The data presented in a ninety minute presentation by analysts of a pioneer in the real estate investment banking industry, Eastdil Secured, makes a sound argument that we can expect continued growth in 2017 and beyond. This growth is fueled by the strength of the US economy in relation to the world, and demand for U.S. assets.
Key Take-Aways:
*Los Angeles only trails Manhattan as the leading foreign capital market in the US since 2013. China is the largest investor and we should also keep an eye on South Korea’s appetite for investment in the Southland.
*The nation’s Gross Domestic Product is now at 2.4%, the highest since 2011 and that trend is expected to continue.
*Even though Eastdil expects to see as many as seven increases to the interest rate in the next two years to thwart inflationary pressures, the Fed Funds rate probably will not go higher than 3%. The reason for this interest rate ceiling is that anything above 3% will cause economic hardship on corporations’ ability to service their ballooning debt which is larger than it has ever been before.
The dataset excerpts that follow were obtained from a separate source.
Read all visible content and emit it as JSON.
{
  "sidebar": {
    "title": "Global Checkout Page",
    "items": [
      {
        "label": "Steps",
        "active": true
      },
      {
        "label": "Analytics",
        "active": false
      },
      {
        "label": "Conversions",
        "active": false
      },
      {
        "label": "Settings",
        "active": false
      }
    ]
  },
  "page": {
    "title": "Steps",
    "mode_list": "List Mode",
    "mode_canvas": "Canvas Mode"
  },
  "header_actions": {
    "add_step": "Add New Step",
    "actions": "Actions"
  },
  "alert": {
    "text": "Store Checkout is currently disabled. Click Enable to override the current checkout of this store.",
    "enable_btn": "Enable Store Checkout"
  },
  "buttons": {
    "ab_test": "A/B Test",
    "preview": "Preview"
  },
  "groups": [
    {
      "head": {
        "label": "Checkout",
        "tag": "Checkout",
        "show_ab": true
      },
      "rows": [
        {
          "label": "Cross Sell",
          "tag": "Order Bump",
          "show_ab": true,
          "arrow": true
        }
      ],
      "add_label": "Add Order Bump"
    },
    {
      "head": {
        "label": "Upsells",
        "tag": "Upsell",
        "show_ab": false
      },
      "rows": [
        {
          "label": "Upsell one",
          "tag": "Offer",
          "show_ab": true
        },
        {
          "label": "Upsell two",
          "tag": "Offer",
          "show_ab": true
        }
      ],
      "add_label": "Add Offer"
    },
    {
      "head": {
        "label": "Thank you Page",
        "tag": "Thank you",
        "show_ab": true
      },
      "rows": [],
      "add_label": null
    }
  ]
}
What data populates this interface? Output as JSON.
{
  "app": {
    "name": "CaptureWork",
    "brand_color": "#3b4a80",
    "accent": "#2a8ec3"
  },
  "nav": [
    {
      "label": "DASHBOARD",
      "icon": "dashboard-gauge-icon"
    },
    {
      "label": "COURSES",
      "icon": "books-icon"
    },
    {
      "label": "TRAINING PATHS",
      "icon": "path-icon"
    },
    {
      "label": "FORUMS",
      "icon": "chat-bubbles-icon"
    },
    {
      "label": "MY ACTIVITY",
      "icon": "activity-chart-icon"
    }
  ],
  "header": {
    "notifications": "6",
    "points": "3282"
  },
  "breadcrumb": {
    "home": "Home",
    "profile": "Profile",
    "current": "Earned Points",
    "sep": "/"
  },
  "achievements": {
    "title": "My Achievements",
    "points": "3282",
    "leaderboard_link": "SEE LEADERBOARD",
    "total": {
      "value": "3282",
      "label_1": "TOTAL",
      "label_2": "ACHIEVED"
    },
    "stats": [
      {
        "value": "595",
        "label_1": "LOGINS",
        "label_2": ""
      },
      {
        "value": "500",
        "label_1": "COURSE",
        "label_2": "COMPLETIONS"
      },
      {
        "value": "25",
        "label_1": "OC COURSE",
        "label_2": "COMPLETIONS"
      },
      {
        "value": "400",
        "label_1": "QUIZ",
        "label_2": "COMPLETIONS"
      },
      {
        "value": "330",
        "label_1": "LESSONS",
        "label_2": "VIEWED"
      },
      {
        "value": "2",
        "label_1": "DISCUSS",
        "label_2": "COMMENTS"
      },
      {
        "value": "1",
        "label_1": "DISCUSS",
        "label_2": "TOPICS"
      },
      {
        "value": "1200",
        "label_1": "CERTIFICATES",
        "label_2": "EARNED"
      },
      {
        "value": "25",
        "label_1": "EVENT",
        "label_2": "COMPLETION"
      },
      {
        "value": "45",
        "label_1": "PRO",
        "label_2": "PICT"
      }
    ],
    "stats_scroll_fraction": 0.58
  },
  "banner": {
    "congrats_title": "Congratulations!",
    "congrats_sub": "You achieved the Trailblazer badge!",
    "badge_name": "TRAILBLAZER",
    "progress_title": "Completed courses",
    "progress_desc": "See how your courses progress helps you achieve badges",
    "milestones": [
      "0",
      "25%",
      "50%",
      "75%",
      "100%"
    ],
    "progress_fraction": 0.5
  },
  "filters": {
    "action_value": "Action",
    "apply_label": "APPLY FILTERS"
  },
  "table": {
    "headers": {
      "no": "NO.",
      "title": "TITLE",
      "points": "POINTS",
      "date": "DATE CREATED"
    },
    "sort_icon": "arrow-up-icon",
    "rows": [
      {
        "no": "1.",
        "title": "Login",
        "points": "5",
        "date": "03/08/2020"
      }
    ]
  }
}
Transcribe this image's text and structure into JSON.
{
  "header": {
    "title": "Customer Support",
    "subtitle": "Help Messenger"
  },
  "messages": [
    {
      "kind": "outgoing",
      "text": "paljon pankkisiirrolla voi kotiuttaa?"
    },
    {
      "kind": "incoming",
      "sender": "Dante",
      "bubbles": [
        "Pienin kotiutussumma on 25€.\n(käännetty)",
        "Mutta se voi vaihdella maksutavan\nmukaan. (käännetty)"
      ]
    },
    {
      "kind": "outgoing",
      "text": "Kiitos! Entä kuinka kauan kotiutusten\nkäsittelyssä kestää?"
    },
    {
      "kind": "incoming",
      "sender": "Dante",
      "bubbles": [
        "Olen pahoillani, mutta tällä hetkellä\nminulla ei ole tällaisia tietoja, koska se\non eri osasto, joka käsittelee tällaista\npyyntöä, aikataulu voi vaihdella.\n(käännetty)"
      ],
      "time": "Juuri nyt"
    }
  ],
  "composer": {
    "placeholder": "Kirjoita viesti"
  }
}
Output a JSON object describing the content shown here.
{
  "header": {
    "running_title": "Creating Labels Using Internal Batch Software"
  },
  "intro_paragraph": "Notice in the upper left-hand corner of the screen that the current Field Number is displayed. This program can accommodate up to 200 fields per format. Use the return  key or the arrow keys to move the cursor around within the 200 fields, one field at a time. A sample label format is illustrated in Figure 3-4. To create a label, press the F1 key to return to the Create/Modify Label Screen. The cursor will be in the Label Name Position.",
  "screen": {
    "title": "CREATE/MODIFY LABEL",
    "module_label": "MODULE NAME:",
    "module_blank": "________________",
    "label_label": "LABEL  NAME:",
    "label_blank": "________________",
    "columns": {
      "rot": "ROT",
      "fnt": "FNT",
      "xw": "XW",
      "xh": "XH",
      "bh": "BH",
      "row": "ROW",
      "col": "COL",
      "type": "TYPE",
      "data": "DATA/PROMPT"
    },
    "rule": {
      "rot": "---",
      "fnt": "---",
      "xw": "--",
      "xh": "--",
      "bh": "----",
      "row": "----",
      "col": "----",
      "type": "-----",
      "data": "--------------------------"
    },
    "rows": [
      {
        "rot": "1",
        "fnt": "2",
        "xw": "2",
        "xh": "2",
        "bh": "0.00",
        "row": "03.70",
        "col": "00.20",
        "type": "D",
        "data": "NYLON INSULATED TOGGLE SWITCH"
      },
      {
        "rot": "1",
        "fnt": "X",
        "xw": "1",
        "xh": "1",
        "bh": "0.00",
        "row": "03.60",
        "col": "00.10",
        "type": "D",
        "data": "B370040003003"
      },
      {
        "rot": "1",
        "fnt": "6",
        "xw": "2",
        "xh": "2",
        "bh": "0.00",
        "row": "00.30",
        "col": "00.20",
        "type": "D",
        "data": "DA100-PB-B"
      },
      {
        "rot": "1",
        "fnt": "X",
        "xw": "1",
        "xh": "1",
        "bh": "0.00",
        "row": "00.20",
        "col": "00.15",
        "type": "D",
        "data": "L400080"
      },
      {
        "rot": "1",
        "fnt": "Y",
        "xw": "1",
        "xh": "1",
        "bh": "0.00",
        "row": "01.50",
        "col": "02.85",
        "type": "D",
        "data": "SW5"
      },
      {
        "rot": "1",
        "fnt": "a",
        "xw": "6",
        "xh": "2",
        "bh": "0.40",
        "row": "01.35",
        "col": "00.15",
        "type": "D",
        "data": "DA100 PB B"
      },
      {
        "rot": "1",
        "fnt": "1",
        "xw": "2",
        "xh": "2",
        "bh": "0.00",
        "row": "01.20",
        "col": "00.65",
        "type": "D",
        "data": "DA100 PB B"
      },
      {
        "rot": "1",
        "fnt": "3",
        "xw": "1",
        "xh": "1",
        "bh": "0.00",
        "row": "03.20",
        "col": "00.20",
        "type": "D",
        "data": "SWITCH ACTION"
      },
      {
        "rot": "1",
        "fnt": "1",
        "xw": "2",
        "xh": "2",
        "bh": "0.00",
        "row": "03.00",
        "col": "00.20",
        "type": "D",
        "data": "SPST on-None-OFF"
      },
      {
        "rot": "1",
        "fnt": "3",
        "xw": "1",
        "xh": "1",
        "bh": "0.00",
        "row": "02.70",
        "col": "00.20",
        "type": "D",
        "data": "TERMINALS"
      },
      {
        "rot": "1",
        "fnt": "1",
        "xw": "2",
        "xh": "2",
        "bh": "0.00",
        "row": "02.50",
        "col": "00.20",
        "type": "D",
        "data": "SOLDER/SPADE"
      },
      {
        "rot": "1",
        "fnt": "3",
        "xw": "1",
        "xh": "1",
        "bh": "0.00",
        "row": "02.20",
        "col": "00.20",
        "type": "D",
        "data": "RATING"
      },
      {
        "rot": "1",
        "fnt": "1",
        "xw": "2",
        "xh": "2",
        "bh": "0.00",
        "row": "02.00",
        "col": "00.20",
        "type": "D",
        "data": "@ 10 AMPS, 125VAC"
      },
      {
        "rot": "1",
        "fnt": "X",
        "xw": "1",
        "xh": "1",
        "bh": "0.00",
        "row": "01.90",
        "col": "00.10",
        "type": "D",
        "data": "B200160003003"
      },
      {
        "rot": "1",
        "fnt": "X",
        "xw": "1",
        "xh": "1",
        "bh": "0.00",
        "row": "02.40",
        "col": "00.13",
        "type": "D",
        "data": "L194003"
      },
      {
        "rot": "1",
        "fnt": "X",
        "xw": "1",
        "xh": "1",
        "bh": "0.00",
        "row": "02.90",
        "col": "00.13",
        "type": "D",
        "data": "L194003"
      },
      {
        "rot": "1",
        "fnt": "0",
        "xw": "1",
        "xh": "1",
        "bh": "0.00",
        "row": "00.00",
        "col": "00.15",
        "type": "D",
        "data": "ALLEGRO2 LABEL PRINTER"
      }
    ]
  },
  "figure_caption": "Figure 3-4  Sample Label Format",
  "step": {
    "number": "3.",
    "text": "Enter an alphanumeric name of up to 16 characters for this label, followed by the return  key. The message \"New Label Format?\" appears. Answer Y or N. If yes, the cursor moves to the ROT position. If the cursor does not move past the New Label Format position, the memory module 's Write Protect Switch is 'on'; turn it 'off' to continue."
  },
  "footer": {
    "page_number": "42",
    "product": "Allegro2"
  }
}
*We can expect home loan interest rates to rise 1-2% higher than today’s interest rates, which will definitely impact affordability and price appreciation.
As long as the LA economy stays strong, they expect continued market appreciation but not at the double-digit year over year growth we have seen the past six years.
Considering all the data points presented, if you look at this from a cyclical perspective, we are in a similar place to where we were in 2004. In 2007, we started facing issues that led to the downturn between 2008-2010. This infers we have about 24 months of growth left in this cycle.